Ever heard of it? It's what they call something good you trip across when looking for something else. Like the man who's out prospecting for gold and finds a diamond mine.
That's what happened to me. I have a formula that will make me rich. Stinking rich. People will hound me to buy what I have to sell.
What happened was this. I'm a chemist. Quite a good one. As a side line I design perfumes. I have what they call a natural nose, and I can just tell if a perfume I'm working on is going to be good or just good in the bottle. One big problem with perfumes is the way your body oils can completely change the fragrance. That doesn't happen with my perfumes.
Anyway, I was experimenting. What I was looking for was a perfume that would act as a mild aphrodisiac. Something you could buy your girl and it would gently turn her on when she wore it, to your ultimate benefit.
What I found was something else. I had these two samples I was working on. I like trying a number of different processes at once to sort of cross fertilise my ideas. I've had a few lucky breaks doing that.
This time I had a little accident. I dropped the vials. Normally not a problem as the vials are quite tough and rarely break. This time I was unlucky. First vial hit the floor and bounced up into the other vial and both of them broke, mixing the two perfumes.
Did I mention I was at the lab, working late? Probably not. Well I was. As far as I was concerned the cleaning staff could work around me.
Oh, yes. The perfumes. They were both attempts at the aphrodisiac range. (Neither worked and didn't go on sale, so you can stop hoping.) It was the mixture of the two scents that caused the problem.
Do you know what an aphrodisiac is? It's something that increases desire. Not ability to follow through on that desire, but the desire itself. There are drugs that help your performance. Viagra comes to mind. Why's he rambling on like this, you're wondering. I'm trying to find the words to explain what happened next.
The scent hit my nose. Smell is an underrated sense. It can invoke powerful reactions. This accidental scent acted like aromatic Viagra. One strong whiff and I had this raging erection and an impulse to try it out.
It was just an impulse, mind you. I didn't have this desperate desire to go out and ravish the first female I came across. I just had an erection and a willingness to use it.
It turns out that the damned stuff had a slightly different effect on women. I mentioned the cleaning staff, yes? A little more on that. The woman who cleaned the lab was large. Like 300 pounds of large. She was as wide as she was tall. I'm not trying to insult her, but she opens the double doors when she walks into the lab. She is also redolent of an unpleasant mix of sweat and detergent.
I was regretting the loss of the perfumes as I'd have to make them again and amused at my own predicament with my erection yelling for attention. (I was definitely going to have to get laid that night.)
I'm standing there thinking I'll have to get the cleaner to mop up the mess and it's fortunate that she's here when I hear this grunting sound. I look up and here's this very large cleaning lady lumbering towards me as fast as she could run. At the same time she's ripping off her clothes as she comes and breathing hard.
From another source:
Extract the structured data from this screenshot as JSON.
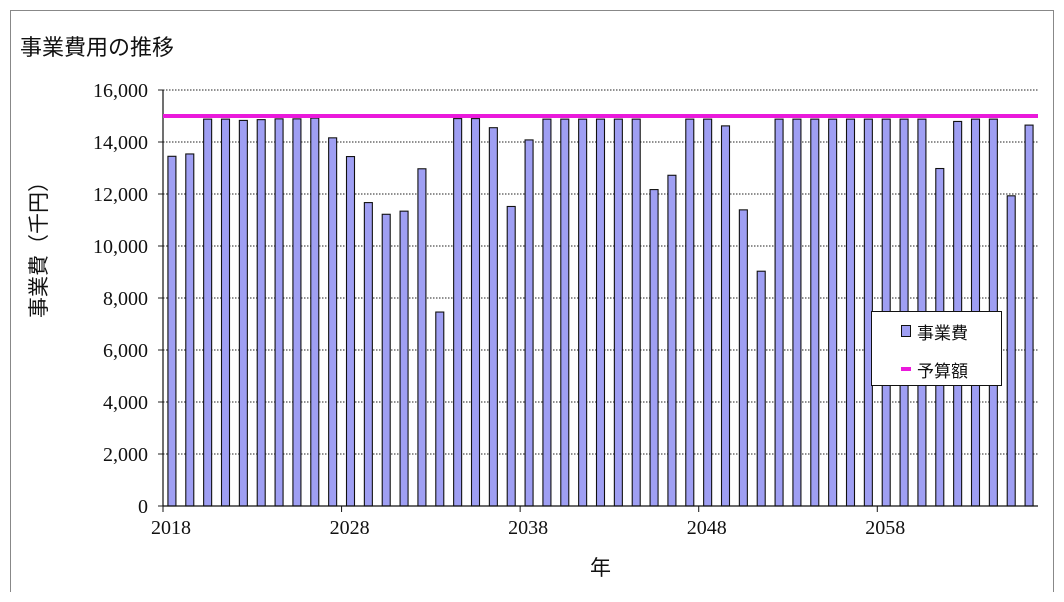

I'm standing there, staring in surprise when she reaches me at about the same time her clothes were gone. Here's where I found that instead of standing staring, I should have been running. Before I realise her intentions, she's ripping my clothes off me.
My god, the woman may have been big and fat but she was strong. She forced me to the ground in nothing flat and sat on me while she ripped my trousers off. It turned out that what was a strong erection with an itch to satisfy it in me became a desperate craving to get laid in her, and she was acting on it.
The next thing I know she's mounted me and is bouncing up and down, screaming in delight. This went on and on, her taking her pleasure and squashing me like a trodden grape in the process.
Did I climax, you ask? Yes, but that didn't help me at all. That damned scent was in the air and while I could smell it my gonads were standing up and screaming time for sex. I seemed to have a permanent erection and that damned hippo was taking full advantage of it, screaming with delight every time she had a climax.
I swear the woman would have fucked me to death if I hadn't managed to dislodge something on the desk and spill it onto the perfume. That changed the scent enough that it no longer had the same power.
Typical woman, after her next climax she hauled herself up off me and screamed rape and went lumbering out of the lab yelling for help.
The rape charge didn't stand up, mind you. It was evident that she'd been on top and bouncing on me, not me on her. The massive bruising proved that, quite apart from the fact that no man in their right mind would try to assault that behemoth.
When I got out of hospital I went back to the lab and remixed the initial two vials. A little bit of judicious testing and I had my Viagra in a scent. (My girlfriend helped me test this. I had a really interesting week.)
The trouble is if I sell this stuff, the first man to get jumped by a lust crazed woman is going to sue my ass off, no matter how many disclaimers I put on the bottle. I have nightmares of some practical joker spilling out a bottle at some public place like the football or even the opera.
Men are OK with the stuff. They can enjoy their erections and work them off with the partner of their choice. It's women that are the problem. Haven't they got any control over their lusts? One whiff and they jump the nearest thing in trousers.
That's serendipity. Look for something and find something better. You just have to watch out in case you've found a poisoned chalice.